Brahms Motiv, das Gedicht noch einmal  zu vertonen, dürfte folgendes sein:

Schon in diesem sehr frühen Lied zeigt sich, dass er für die Musikalisierung von Naturvorgängen wenig Interesse  aufbringt.  Während sich bei Schubert, Schumann oder Hugo Wolf unzählige Beispiele finden lassen für nächtliche Ruhe, Quellenrauschen, Lerchengesang oder Wellenbewegungen, brechendes Eis usw. musikalisiert Brahms nur selten eins der Naturmotive, die  in den von ihm ausgewählten Gedichten als Kulisse für eine Szene, als Symbol, als Anlass für Heimatsehnsucht oder Liebesleid oder Vergänglichkeitsklage evoziert werden.  Brahms schmilzt das Naturhafte  gern in den emotionalen Grundcharakter seines Lieds oder in die Seelenbewegungen des lyrischen Ich  ein. In diesen Bereichen aber entfaltet sich der ganze Reichtum seiner Musik, sein Mut zu großem Pathos, aber auch seine Fähigkeit zur schlichtesten und zartesten Regung.

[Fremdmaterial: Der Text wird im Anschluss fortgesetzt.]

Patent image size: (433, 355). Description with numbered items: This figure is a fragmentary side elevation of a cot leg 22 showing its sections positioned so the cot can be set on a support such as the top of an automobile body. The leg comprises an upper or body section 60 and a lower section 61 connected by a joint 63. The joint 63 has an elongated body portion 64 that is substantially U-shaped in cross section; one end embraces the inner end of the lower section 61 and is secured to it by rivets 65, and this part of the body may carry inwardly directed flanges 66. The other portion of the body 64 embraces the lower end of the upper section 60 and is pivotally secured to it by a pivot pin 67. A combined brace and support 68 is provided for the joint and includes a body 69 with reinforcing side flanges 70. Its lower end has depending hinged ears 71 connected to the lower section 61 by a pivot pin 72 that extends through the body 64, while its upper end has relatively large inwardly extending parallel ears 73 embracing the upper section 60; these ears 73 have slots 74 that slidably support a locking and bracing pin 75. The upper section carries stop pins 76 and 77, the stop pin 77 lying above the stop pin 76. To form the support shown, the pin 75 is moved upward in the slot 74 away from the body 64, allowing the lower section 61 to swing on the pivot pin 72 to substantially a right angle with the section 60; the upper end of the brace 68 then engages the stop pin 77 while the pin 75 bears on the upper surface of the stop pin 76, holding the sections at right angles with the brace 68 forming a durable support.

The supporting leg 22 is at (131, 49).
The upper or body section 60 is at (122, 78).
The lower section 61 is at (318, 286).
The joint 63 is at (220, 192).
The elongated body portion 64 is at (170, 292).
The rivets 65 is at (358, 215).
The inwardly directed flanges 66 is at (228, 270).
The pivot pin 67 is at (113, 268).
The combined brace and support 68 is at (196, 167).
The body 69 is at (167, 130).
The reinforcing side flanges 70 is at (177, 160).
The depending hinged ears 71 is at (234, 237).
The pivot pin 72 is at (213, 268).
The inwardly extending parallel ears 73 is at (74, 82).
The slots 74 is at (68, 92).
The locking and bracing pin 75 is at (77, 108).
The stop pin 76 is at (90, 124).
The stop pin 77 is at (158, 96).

In „Mondnacht“  wird die  innere Beteiligung des Komponisten erst am Ende voll spürbar: das  rückhaltlos emphatische Herausstellen von ‚nach Haus‘ lässt an die vielen seiner Lieder denken, in denen ein Ich eine  irdische oder überirdische Heimat ersehnt.

Der Zauber des Schumannlieds, das eine wunderbare Mondnacht erleben lässt, die Grenze zwischen Himmel und Erde ‚aufhebt‘ und das lyrische Ich in ein naturhaftes Geschehen einbindet, stellt sich beim Hören der subjektiv intensiven Deutung oder besser Aneignung  des Gedichts durch Brahms allerdings nicht ein.